Admixture Detection End-to-End

Packaged script: examples/admixture_detection.py

Run it from the repo root:

pixi run python examples/admixture_detection.py
pixi run python examples/admixture_detection.py --length 20_000_000 --samples 20

Background

Patterson’s \(D\) (also called the ABBA-BABA statistic) is the canonical genome-wide test for gene flow between populations. Given a rooted four-population topology \((((A, B), C), D)\) – where \(D\) is the outgroup – \(D\) measures the excess of ABBA site patterns (derived in B and C, ancestral in A and D) relative to BABA patterns (derived in A and C, ancestral in B and D). Under the strict tree topology with no gene flow, \(\mathbb{E}[D] = 0\). A positive \(D\) is evidence of admixture from C into B (or vice versa); a negative \(D\) flips the direction.
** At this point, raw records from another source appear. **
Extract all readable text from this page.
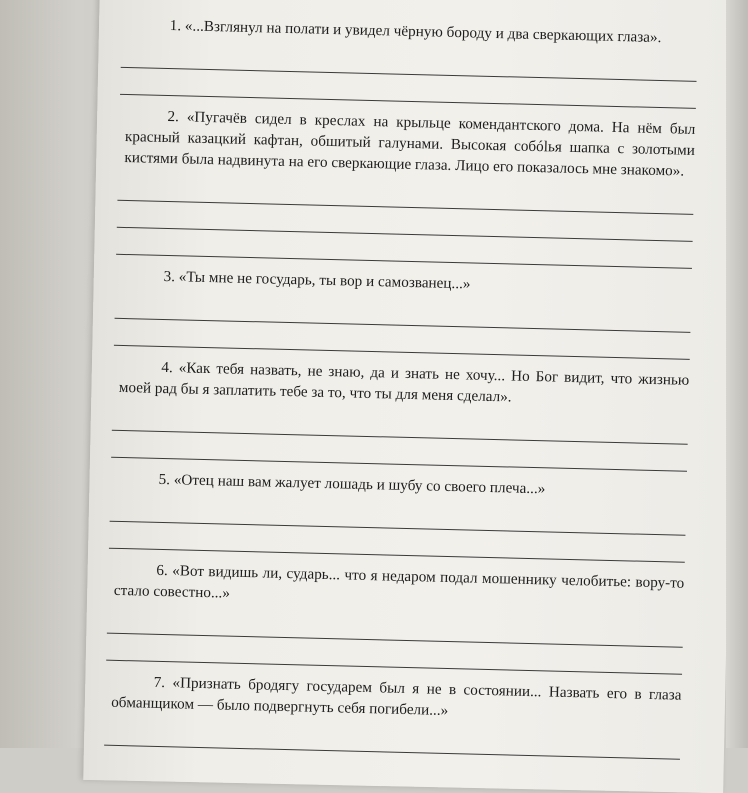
1. «...Взглянул на полати и увидел чёрную бороду и два сверкающих глаза».

2. «Пугачёв сидел в креслах на крыльце комендантского дома. На нём был красный казацкий кафтан, обшитый галунами. Высокая собólья шапка с золотыми кистями была надвинута на его сверкающие глаза. Лицо его показалось мне знакомо».

3. «Ты мне не государь, ты вор и самозванец...»

4. «Как тебя назвать, не знаю, да и знать не хочу... Но Бог видит, что жизнью моей рад бы я заплатить тебе за то, что ты для меня сделал».

5. «Отец наш вам жалует лошадь и шубу со своего плеча...»

6. «Вот видишь ли, сударь... что я недаром подал мошеннику челобитье: вору-то стало совестно...»

7. «Признать бродягу государем был я не в состоянии... Назвать его в глаза обманщиком — было подвергнуть себя погибели...»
Genome-wide \(D\) is a ratio of sums (numerator and denominator each summed across sites), so the appropriate uncertainty measure is not a per-site standard error but a block jackknife: drop one contiguous chromosomal block at a time, recompute \(\hat D\), and use the variance of the leave-one-out estimates. This handles the correlation between linked sites correctly.

What the script does

Simulate two 4-population msprime tree sequences sharing the same null topology – one without admixture (the “null” scenario) and one with a 10 % \(C \to B\) admixture pulse (the “admixed” scenario).
Load each tree sequence into a HaplotypeMatrix via HaplotypeMatrix.from_ts.
Run admixture.average_patterson_d on each, which computes the per-site numerator and denominator of \(D\), partitions them into contiguous blocks, and returns the point estimate, the block-jackknife standard error, the z-score, and the per-block leave-one-out values.
Plot the per-block \(D\) distribution and the point estimates with their 95 % confidence intervals (point estimate \(\pm\,1.96\) standard errors) for both scenarios on a single figure.

The expected (and observed) outcome: the null scenario’s CI brackets zero, while the admixed scenario’s CI excludes zero with a clearly negative \(\hat D\) consistent with \(C \to B\) gene flow. Also, you can see the per-block \(D\) distribution is shifted to the left (more negative values) in the admixed scenario, showing the genome-wide signal of admixture.

Why it’s useful as a template

The structure – simulate (or load) two scenarios -> compute the same statistic on each with a block-jackknife wrapper -> compare the intervals – is the core of any null-vs-alternative power analysis or calibration check. A few directions to extend:

Different statistic. average_patterson_d has a sibling average_patterson_f3 for the F3 admixture test; the two share the ratio-of-sums structure, so the wrapper code is interchangeable.
Different demographic model. Edit the msprime model to add bottlenecks, varying admixture proportions, ghost populations, etc. This is also the right structure for calibrating a statistic on simulated null data before applying it to your real data.
Block size sensitivity. The script uses a fixed blen=100 but real-data analyses typically check that the estimated standard error is stable across a range of block sizes (1-10 Mb is a common target). Sweeping blen and overlaying the resulting CIs is a one-line change.